8. However, a primary sphere of influence does not equal an exclusive one. For example, fathers are addressed as called to bring up their chilldren before the Lord, even if much of this is delegated to the mom. Running a household well is a requirement for being an elder (1 Tim 3:4). On the other hand, while a wife’s primary call is to run the home, godly women obviously also provided income as well (see Proverbs 31, Romans 16:1 and others). Each family needs to determine how they will express the overlapping of their spheres.

9. Paul makes clear that subordination of function does not mean subordination of value (1 Corinthians 11:3). Jesus is submissive to the Father in function but equally God. Complementary in roles does not mean inferior in worth.

10. The NT redeems singleness, but our masculinity or femininity will still be expressed in our singleness. Thus, single men are still men and single women are still women.

11. It is important to note that Jesus displayed exceptional closeness to many women and accords them special  status of first witnesses of the resurrection, while only calling men to be his apostles.

12. If a part of masculinity is leadership and initiative, then a young women, while still exercising her gifts, should seek to encourage the men around her to take the lead. There are many ways women can strongly influence a man while still yielding to his leadership.

13. Young women must also realize that they have a sinful bent to dominate men just as men have a sinful desire to passively withdraw from responsibility.

14. It is not wrong for a woman to have individual points of initiative with men helping her as long as the general pattern is one of encouraging leadership in the men around her.

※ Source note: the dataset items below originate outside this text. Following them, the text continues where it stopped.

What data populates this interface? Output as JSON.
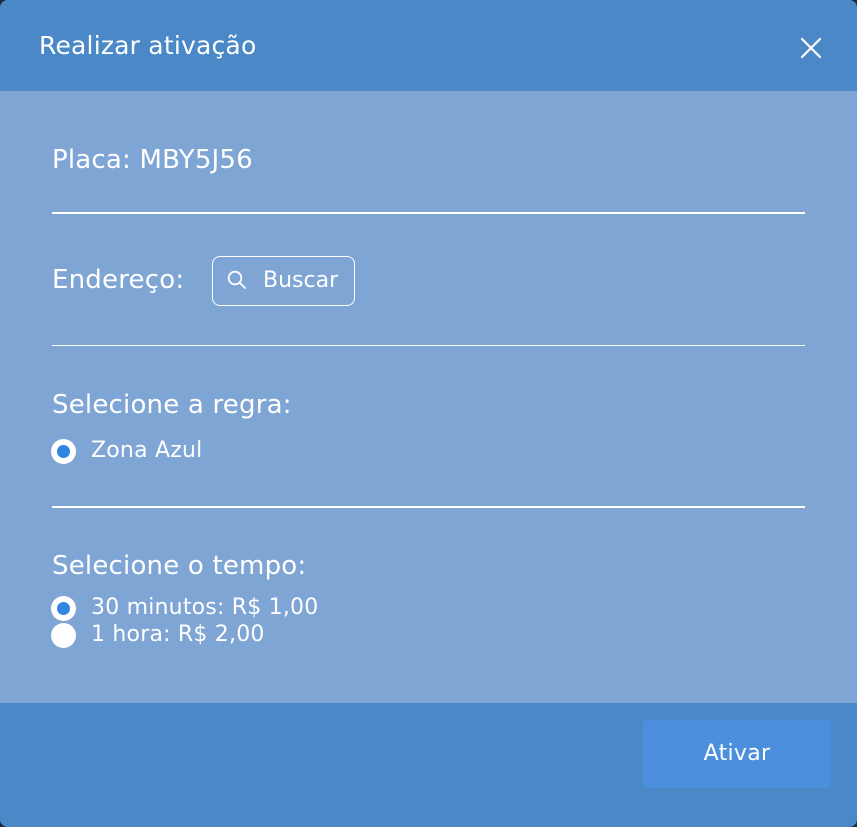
{
  "modal": {
    "title": "Realizar ativação",
    "close_icon": "close-icon"
  },
  "plate": {
    "label": "Placa: MBY5J56"
  },
  "address": {
    "label": "Endereço:",
    "search_button_label": "Buscar",
    "search_icon": "search-icon"
  },
  "rule": {
    "heading": "Selecione a regra:",
    "options": [
      {
        "label": "Zona Azul",
        "selected": true
      }
    ]
  },
  "time": {
    "heading": "Selecione o tempo:",
    "options": [
      {
        "label": "30 minutos: R$ 1,00",
        "selected": true
      },
      {
        "label": "1 hora: R$ 2,00",
        "selected": false
      }
    ]
  },
  "footer": {
    "activate_label": "Ativar"
  },
  "colors": {
    "header_bg": "#4a88c8",
    "body_bg": "#7fa5d5",
    "button_bg": "#4b8fdd",
    "radio_accent": "#2f86e0"
  }
}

15. In marriage, the most intimate of male – female relationships – the husband is the head of his wife.  (1 Cor 11:3, Eph 5:23). As a result he is to lead the family and his wife is to yield to his leadership. This suggests that the primary question a young woman ought to ask herself is, “Can I respect and yield to this man? Can I follow this man? Are we a good fit?”

16. Applying #12, 13 and 14 to marriage, a wife should seek to develop the initiating gifts in her husband as much as it is possible.

17. Until God blesses you with marriage or if God calls you to singleness, continue exercising your gifts, talents, and image of God, as develop into the godliest person you can be.